After some time, Jean looks again for Laura. He finally wants to tell her that he loves her but she has overcome her turbulent relationship with him. Making peace with herself, Laura has a new boyfriend. Jean and Laura have a short conversation, they kiss tenderly and part ways. Jean finally finds peace with his HIV status and with his life.

== Cast ==
Collard was not his own first choice for Jean, but the actor he choose ended up in prison before the set, so he took the role. Collard's longtime companion, Corine Blue, plays the role of Laure's mother in the film.

== Reception ==
Released in October 1992, Savage Nights caused an immediate stir across France where it had 2,811,124 admissions and was the 9th highest-grossing film of the year.
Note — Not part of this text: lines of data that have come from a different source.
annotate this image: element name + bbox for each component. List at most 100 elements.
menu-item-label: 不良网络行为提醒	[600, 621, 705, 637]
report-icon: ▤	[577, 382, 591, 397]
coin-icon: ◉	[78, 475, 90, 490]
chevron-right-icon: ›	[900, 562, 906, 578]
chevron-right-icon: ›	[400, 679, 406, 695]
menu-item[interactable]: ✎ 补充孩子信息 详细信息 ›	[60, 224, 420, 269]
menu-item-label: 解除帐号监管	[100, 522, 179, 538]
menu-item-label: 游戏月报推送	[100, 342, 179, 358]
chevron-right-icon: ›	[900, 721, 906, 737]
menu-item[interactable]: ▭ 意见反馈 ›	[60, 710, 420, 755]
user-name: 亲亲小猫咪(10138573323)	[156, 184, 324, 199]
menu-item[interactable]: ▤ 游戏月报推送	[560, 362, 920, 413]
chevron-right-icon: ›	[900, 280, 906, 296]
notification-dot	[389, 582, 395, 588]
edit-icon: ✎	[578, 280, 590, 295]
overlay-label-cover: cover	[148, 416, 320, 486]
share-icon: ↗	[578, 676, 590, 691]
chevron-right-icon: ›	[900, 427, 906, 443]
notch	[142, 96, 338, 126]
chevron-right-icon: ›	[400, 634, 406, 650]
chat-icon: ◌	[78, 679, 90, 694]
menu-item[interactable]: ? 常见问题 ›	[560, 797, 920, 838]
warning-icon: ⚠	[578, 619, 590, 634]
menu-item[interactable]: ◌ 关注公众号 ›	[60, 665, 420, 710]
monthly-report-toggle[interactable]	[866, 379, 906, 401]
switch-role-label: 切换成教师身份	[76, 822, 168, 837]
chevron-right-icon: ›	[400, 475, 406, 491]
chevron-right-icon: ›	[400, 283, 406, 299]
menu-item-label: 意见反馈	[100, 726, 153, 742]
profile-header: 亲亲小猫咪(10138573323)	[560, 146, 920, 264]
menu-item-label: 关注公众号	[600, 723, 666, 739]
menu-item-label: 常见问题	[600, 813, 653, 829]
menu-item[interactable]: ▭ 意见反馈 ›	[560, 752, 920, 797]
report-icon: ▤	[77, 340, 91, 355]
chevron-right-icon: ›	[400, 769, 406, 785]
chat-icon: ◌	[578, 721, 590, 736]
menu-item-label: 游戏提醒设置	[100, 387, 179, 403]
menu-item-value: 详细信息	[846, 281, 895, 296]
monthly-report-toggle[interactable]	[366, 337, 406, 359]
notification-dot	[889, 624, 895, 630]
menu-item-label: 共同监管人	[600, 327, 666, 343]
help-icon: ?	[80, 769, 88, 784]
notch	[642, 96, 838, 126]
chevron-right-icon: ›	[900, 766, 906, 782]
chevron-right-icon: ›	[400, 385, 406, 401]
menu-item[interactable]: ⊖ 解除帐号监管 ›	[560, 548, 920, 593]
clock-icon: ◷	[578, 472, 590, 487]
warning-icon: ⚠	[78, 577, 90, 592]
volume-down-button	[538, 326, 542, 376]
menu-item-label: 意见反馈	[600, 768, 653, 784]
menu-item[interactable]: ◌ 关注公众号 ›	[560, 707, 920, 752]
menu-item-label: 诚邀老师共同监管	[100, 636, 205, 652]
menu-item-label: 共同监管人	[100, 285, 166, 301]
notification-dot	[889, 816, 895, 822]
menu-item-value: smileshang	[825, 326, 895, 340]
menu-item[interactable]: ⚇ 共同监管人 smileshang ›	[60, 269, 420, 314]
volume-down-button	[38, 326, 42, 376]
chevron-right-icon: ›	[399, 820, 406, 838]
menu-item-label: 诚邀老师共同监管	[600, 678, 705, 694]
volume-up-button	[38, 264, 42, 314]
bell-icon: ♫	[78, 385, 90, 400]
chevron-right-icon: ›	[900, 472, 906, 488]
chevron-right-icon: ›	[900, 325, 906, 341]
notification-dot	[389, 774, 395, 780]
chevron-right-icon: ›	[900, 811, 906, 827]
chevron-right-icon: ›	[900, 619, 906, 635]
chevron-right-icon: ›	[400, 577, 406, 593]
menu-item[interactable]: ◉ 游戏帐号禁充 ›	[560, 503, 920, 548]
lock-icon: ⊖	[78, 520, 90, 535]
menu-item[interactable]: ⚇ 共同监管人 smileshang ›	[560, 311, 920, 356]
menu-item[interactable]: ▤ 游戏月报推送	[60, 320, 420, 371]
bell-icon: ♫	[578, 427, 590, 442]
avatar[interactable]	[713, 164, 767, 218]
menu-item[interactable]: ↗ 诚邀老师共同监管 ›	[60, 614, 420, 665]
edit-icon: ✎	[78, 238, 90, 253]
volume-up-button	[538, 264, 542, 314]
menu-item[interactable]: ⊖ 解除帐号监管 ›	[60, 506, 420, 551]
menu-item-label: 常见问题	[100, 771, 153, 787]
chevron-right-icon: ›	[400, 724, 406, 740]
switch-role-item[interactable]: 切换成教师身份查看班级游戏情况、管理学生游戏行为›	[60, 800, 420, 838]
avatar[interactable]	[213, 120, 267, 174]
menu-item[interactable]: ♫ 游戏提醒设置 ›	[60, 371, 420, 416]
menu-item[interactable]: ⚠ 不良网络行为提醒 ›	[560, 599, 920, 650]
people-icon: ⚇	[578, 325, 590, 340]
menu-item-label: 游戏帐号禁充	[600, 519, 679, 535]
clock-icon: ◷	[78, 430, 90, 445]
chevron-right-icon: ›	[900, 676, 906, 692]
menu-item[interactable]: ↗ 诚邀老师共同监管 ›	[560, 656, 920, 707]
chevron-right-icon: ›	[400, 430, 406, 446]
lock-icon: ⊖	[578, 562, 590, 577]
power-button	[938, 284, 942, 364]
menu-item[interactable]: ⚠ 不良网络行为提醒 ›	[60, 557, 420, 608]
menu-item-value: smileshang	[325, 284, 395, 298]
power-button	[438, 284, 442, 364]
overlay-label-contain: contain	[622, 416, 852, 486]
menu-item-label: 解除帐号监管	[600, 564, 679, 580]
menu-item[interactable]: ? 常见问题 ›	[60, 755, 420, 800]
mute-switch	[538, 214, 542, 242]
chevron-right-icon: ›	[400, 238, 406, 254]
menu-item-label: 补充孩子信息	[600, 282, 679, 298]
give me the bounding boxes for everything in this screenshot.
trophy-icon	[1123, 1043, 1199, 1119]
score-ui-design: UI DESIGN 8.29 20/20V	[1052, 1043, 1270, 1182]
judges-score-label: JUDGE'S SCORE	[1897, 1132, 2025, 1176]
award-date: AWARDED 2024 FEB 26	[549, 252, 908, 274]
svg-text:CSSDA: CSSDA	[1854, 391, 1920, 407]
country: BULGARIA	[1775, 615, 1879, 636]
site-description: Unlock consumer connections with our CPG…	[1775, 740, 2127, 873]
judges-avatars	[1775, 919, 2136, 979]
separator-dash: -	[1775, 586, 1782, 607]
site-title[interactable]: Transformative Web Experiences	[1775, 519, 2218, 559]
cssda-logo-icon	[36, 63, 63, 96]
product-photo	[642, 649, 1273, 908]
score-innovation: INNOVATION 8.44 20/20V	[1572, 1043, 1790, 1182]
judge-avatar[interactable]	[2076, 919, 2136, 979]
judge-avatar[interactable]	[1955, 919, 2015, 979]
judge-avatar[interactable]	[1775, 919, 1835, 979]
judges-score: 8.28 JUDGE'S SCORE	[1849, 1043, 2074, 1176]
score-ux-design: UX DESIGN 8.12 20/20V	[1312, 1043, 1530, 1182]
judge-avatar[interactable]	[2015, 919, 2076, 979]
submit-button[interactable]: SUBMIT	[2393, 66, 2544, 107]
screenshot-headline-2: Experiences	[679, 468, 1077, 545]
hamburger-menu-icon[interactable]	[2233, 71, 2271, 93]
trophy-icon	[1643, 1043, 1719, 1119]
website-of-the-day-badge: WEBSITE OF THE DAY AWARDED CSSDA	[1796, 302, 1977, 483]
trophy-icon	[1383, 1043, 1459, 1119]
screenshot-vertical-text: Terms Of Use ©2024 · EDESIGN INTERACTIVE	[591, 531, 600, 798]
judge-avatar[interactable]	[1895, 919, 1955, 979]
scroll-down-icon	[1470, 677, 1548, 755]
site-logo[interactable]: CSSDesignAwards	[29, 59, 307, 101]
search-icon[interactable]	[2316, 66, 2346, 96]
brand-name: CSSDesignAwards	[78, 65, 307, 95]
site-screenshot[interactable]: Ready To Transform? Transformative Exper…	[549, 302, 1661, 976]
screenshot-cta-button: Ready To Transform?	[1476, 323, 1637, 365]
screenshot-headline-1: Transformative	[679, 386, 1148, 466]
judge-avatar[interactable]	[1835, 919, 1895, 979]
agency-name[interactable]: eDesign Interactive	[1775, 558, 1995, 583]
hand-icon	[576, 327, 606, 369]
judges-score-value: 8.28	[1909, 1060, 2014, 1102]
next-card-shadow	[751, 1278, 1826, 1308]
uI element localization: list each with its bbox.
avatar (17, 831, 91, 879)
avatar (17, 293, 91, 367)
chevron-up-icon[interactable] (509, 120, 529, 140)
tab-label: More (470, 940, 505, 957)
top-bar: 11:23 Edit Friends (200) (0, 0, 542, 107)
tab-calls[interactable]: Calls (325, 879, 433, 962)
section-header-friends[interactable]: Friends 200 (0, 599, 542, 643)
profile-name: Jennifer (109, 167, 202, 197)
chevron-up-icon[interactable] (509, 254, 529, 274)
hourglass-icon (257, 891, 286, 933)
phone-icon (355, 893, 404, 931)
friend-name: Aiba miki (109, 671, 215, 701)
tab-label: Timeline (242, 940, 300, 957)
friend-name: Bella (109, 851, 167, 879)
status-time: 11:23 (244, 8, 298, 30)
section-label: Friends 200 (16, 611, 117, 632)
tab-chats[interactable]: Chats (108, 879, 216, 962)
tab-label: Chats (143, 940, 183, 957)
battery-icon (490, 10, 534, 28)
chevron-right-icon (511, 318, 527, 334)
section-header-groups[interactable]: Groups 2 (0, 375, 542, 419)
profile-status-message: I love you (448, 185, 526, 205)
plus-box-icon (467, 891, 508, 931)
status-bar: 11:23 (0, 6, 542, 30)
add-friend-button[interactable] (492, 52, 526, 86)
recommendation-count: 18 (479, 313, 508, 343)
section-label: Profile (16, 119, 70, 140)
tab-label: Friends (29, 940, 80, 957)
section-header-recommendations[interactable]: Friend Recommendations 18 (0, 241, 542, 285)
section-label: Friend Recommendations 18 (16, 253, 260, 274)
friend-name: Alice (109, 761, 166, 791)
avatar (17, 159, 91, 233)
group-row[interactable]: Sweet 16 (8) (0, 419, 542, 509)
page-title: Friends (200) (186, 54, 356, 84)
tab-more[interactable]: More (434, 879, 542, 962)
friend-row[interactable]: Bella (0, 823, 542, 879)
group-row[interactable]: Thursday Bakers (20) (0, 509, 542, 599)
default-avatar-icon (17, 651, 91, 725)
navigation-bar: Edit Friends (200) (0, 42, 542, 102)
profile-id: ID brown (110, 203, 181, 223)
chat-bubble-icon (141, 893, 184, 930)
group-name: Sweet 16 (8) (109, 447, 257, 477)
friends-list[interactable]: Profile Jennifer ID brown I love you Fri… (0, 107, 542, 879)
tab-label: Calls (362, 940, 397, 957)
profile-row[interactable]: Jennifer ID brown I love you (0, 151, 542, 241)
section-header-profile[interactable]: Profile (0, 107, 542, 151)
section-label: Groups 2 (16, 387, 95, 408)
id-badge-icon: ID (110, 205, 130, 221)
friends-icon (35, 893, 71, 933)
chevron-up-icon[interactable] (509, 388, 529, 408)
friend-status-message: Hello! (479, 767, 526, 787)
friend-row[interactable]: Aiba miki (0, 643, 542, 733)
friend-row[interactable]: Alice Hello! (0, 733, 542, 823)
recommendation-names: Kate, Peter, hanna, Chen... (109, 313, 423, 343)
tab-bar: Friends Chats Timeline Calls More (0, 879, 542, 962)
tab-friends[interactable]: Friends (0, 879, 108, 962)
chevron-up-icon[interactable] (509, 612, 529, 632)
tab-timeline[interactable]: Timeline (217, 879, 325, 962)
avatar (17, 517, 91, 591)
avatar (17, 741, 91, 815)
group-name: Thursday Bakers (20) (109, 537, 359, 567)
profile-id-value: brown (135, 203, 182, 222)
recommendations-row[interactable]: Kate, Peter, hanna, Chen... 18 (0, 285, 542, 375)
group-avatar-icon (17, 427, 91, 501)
It went on to take four César Awards (Best Film, Best First Film, Best Editing, and Best Female Newcomer – Romane Bohringer) in March 1993—three days after its writer/director/star died of AIDS.
== Year-end lists ==
- Top 10 (listed alphabetically, not ranked) – Matt Zoller Seitz, Dallas Observer
- Top 10 runner-ups (not ranked) – Janet Maslin, The New York Times
- Honorable mention – Betsy Pickle, Knoxville News-Sentinel

== Director's view ==
"AIDS, like tuberculosis in Thomas Mann's The Magic Mountain, is just a backdrop [in Savage Nights]. Jean's struggle with the illness is also a struggle with stupidity, with all sorts of racism, with tyranny... Jean acts as though nothing were different in his daily life. He continues to drink, laugh, and drive fast. In his own way, he is shattering the taboos. He does not let himself get locked into the status of being HIV-positive, like some people for whom the illness becomes a sort of identity card."

– Cyril Collard, writer/director/actor, Savage Nights

== DVD release ==
Savage Nights is available in Region 2 DVD. It was released in France.